By the 1850s more and more dirt had to be moved to find less and less gold. The time of the lone miner equipped with a pick and a pan were over. Bigger equipment, owned by companies, took over.
Hydraulic mining to uncover gold was an invention that found favor with some and angered others. The process was developed near Nevada City during the winter of 1852-53, creating a demand for massive amounts of water delivered under high pressure. With that blasting water, as one journalist observed, "a handful of men took out the very heart of a mountain."
By 1858 hydraulic mining ruled the day. In the Sierras natural banks were blasted with black powder, then hit with powerful streams of water. Then conventional sluice boxes separated the gold from the washed-down gravel.
To deliver the water a system of ditches and flumes dropped in elevation, speeding up the stream to a powerful strength. Water companies were formed and, like the merchants and shippers who supplied the gold fields with tools and supplies, owners of water companies became wealthy. More than a few of the companies acquired mining properties when large water bills couldn't be paid.
In 1866 the Central Pacific Railroad used high pressure water nozzles to open cuts for laying track near Dutch Flat in Placer County. Much later high pressure water was used instead of steam shovels and suction dredges to clear the Pacific entrance of the Panama Canal.
But the foothill miners and the valley farmers were on two opposing sides when it came to using high pressure water to dig for gold in the foothills.
Downstream from the enthusiastic mining companies and their giant Monitor water nozzles, the farmers were getting buried. Between 1849 and 1909, 685 million cubic feet of mining debris was dumped into the Yuba River. Marysville and Yuba City were clogged with mud and gravel that washed downriver from the Oroville mines. By 1868 the river beds were higher than Marysville's streets, and levee building began.
In a strange twist of fate, the Monitors washing all that material down to bury the town, were made in Marysville.
Hydraulic mining debris washing down from the foothill mines amounted to eight times the soil and rock that had to be moved to build the Panama Canal. In all, 1.5 billion cubic yards of soil and rocks were blasted from the Sierra hillsides and dumped into nearby rivers.
By 1870 San Francisco capitalists owned most of the hydraulic mining claims. They built 100 miles of ditches, installed the latest equipment, and worked 'round the clock. A tidal wave of mining debris buried fences downstream and choked fruit trees. A peach farmer, A.J. Crum, joined other farmers in a lawsuit against Spring Valley Mine. A jury ruled against the farmers, knowing full well that a season's gold output from hydraulic mining was worth more than the farmers' crops and the farm land itself.

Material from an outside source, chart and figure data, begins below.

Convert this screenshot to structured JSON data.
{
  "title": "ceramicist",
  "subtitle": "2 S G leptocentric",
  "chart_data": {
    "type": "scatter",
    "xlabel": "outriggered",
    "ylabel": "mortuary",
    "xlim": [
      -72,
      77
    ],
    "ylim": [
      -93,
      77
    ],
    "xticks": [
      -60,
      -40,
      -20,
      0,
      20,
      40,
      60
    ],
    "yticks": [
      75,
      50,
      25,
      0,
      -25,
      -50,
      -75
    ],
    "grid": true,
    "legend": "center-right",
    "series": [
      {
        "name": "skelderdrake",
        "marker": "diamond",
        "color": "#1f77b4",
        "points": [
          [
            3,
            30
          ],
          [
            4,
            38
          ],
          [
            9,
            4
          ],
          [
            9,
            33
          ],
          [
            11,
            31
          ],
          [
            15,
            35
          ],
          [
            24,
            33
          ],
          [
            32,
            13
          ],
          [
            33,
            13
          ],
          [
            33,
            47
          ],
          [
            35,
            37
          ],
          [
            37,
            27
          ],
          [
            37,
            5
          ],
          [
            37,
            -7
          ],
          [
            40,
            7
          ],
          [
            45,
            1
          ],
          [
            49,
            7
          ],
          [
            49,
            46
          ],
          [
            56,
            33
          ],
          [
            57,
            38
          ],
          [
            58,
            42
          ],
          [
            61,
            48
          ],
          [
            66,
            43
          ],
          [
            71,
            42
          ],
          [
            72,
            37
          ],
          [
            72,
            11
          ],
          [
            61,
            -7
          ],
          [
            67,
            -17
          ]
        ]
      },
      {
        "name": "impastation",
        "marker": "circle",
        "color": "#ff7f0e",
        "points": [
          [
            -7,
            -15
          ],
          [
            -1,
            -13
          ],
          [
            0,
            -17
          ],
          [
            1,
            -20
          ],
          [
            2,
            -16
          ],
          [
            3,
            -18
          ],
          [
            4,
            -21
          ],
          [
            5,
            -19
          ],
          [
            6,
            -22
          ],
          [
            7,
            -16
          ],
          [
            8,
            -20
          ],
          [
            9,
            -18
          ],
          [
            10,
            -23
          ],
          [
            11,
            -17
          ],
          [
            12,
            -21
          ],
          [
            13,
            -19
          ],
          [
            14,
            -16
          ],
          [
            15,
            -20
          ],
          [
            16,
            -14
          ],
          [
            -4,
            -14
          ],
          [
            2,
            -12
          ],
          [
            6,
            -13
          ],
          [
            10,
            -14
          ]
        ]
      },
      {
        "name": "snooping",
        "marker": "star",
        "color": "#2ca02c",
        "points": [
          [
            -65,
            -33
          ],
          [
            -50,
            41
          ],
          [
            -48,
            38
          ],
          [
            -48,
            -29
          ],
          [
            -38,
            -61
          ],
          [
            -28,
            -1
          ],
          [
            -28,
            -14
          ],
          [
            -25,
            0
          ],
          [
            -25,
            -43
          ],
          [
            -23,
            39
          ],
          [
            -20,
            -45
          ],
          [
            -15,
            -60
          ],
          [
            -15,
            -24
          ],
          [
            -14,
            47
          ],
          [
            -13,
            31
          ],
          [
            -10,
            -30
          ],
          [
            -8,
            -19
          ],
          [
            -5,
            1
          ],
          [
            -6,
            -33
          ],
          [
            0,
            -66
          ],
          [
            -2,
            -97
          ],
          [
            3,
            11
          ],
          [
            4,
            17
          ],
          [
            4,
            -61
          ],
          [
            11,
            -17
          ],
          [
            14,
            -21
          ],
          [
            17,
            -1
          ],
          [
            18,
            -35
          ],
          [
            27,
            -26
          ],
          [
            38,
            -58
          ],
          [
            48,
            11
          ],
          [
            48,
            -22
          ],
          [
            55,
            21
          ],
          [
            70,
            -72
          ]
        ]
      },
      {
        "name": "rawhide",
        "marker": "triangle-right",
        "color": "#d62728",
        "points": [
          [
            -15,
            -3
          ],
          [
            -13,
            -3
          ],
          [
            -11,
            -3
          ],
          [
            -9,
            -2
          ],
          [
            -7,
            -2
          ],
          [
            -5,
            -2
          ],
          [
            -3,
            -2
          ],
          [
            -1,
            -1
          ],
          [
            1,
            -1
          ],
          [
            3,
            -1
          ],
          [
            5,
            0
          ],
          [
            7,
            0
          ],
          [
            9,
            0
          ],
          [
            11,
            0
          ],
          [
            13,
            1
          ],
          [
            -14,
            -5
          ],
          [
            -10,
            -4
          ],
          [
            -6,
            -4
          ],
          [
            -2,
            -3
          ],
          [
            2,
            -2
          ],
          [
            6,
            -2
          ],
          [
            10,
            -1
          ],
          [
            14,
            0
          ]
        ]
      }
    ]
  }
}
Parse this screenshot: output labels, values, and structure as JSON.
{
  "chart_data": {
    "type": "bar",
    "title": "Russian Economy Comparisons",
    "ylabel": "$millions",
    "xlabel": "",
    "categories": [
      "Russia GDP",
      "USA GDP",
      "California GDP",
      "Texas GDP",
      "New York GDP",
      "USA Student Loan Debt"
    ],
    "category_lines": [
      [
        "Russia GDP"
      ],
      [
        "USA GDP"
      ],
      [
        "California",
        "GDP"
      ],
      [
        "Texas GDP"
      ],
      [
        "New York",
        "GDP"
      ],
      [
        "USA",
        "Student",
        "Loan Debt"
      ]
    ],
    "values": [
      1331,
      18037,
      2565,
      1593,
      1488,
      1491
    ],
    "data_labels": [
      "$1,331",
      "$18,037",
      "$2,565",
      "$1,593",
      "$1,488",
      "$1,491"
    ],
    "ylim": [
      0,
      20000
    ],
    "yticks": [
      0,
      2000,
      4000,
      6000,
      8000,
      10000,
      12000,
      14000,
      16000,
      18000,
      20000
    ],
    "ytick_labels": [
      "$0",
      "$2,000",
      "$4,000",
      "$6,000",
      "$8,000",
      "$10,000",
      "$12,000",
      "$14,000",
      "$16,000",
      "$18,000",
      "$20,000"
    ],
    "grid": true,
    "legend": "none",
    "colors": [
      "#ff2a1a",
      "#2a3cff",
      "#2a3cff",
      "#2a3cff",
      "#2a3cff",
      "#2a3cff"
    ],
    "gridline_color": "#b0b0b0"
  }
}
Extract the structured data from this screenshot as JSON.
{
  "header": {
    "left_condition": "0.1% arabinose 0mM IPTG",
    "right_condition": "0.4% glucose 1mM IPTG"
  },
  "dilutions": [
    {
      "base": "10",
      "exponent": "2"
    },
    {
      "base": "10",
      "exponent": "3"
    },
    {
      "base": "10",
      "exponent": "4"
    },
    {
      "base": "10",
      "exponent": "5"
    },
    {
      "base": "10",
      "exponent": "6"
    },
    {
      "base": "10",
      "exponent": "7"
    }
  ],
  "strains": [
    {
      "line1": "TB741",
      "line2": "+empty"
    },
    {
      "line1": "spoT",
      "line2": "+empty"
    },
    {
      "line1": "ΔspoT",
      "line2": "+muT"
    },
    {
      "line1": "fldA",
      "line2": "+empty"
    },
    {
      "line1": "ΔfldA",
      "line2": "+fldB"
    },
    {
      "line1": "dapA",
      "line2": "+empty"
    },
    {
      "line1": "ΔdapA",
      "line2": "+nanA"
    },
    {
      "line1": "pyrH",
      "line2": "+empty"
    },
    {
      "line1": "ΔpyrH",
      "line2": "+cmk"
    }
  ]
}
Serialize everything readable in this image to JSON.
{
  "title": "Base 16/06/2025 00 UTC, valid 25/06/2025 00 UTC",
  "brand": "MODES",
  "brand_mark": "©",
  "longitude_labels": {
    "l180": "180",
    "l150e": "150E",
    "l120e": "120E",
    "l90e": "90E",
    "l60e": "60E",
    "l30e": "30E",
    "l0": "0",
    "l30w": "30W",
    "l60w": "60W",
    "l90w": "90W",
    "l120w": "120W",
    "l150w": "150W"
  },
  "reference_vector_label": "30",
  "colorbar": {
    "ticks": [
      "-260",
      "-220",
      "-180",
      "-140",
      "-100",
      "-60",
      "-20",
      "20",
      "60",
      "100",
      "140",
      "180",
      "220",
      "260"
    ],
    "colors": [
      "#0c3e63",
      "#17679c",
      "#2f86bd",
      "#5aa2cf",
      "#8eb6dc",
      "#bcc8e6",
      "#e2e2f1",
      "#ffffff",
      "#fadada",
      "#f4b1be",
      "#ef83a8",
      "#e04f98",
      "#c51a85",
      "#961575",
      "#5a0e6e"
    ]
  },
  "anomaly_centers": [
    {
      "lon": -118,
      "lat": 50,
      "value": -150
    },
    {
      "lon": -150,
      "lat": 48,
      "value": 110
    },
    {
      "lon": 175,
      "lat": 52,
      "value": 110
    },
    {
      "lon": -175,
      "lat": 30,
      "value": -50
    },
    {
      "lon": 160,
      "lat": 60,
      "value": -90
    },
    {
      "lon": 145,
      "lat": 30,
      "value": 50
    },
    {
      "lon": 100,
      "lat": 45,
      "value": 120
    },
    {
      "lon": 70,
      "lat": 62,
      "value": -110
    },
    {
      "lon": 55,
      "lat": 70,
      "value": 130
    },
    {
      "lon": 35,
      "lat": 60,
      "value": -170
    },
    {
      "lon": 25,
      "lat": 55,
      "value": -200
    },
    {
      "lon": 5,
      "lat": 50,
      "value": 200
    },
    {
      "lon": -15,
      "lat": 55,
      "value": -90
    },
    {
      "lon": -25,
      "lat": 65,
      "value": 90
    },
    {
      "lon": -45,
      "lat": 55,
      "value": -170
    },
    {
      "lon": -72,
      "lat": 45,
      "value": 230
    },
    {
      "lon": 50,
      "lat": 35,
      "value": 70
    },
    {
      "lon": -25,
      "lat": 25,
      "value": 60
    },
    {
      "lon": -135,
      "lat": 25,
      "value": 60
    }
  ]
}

"Much of it escaped from the mountains altogether," reads an early 1900s report looking back on hydraulic mining debris in the Sierra Nevada. Called "tailings" or "slickens" what the miners were washing into the mountain rivers was somewhere between sand and gravel, with a few occasional boulders thrown in. This debris "found eventual lodgement in the Great Valley of California or in the tidal waters of San Francisco Bay."
In September, 1882, Edwards Woodruff, a Marysville property owner, filed suit against the North Bloomfield Mine and all other mines along the Yuba, asking for a perpetual injunction against dumping mining debris into rivers.
It was 1883 when Judge Lorenzo Sawyer, in a San Francisco courtroom, began to read his decision in the case. Sawyer had made several personal inspection trips up the rivers, across farms, and up to the mines. Three-and-a-half hours after he began reading, Judge Sawyer completed his 225 page ruling.
Hydraulic mining was at an end in California. Forever.
"The mining counties received the news as they would have a death sentence," Robert Kelley writes in his book Gold vs. Grain. "Smartville was sunk in gloom; Grass Valley reported a general feeling of profound sorrow; in Nevada City there was universal dissatisfaction and regret."
It was, perhaps, the first environmental victory won in California.